La miniera è sempre stata sinonimo di galera, di lavoro forzato. Al di là dell’Atlantico gli spagnoli costrinsero gli indigeni a scavare l’argento del Potosì. E quando questi iniziarono a morire a frotte, per raffreddore, morbillo, inadattabilità al lavoro, importarono nelle stive delle navi la forza nera dell’Africa. Qualche secolo dopo, in un altro continente, un nuovo potere, autorizzò i condannati comuni a scontare pena alternativa nelle miniere. Il sogno autarchico di Mussolini non faceva differenza di braccia. E quando scoppiò il conflitto mondiale lo stesso permesso venne accordato ai prigionieri di guerra.

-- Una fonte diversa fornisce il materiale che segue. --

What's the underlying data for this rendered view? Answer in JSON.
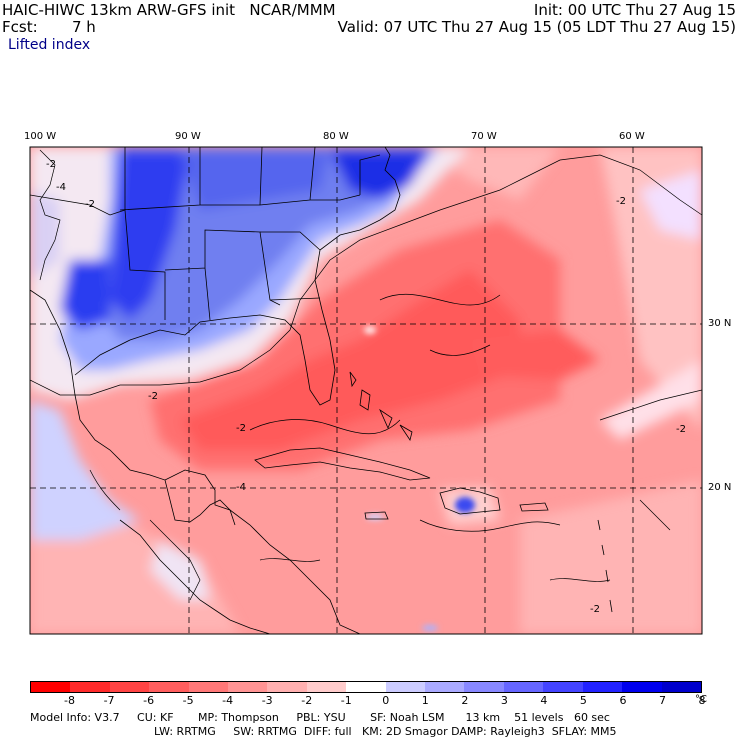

Sulla strada di oggi, per una deviazione che non si percorre, quella che conduce a Grugua lungo il canale del Gutturu Cardaxius, si trova la galleria della miniera Su Presoni. Forse proprio Grugua è l’antica località di Metalla. Il luogo in cui i romani impiegavano i damnati ad metalla a lavorare nelle miniere. Dentro le budella di quello scavo sono stati trovati antichi anelli in ferro fissati alle pareti, ceppi che fanno pensare all’uso forzato di uomini.

Una storia.

Nel 235 d.C. divenne imperatore di Roma Massimiliano. Sul soglio pontificio c’era Ponziano (230 d.C.-235 d.C.). Eletto papa cinque anni prima. Sotto Alessandro Severo (222 d.C.-235 d.C.), imperatore precedente, uomo mite e saggio, tollerante, tutto era andato bene. La Chiesa trovandosi inaspettatamente in un periodo di pace, di ferma delle persecuzioni, aveva potuto occuparsi di questioni teologiche. Ma proprio quelle questioni, divergenze su come comportarsi, giudicare, avevano spinto Ippolito, sacerdote severo, poco incline alle indulgenze, a dichiarare il diacono Callisto eretico. Quando questi fu eletto papa (217 d.C.-222 d.C.), Ippolito accettò che un gruppo di suoi seguaci facesse lo stesso con lui. Così dal 217 d.C. a Roma c’erano due papi: Callisto e Ippolito. Sotto l’impero di Severo, si è detto, tutto andò bene, ma non appena questi fu ucciso, in Germania, da suoi legionari, e sul trono salì Massimiliano, le cose per il papa, nel frattempo diventato Ponziano, e l’antipapa Ippolito si misero male. Massimiliano imperatore trovandosi davanti le due figure, rispolverò gli antichi editti persecutori, e spedì papa e antipapa nelle miniere di Sardegna, condannandoli ad metalla. Se erano stati papa insieme, potevano stare insieme condannati a scavare le viscere della terra, a marcire nelle budella senza sole che davano argento all’impero. Narrano le cronache che papa Ponziano scelse di abdicare per non lasciare la cristianità priva di una guida. Ippolito, condannato con lui, legato agli stessi ceppi, vide nel gesto del suo antico avversario un segno di umiltà, di grandezza, che lo conquistò. Depose gli antichi rancori, e come ricordato in un’epigrafe dettata da papa Damaso, Ippolito, pur essendosi ostinato nello scisma per un malinteso zelo, nell’ora della prova “al tempo in cui la spada dilaniava le viscere della madre Chiesa, mentre fedele a Cristo camminava verso il regno dei santi”, ai seguaci che gli domandavano quale pastore seguire indicò il legittimo papa come unica guida e “per questa professione di fede meritò d’essere nostro martire”.

A Metalla, le gallerie buie della terra riconciliarono Ponziano e Ippolito che vennero dopo poco proclamati santi insieme, da quella stessa hiesa che in vita avevano servito su due fronti opposti.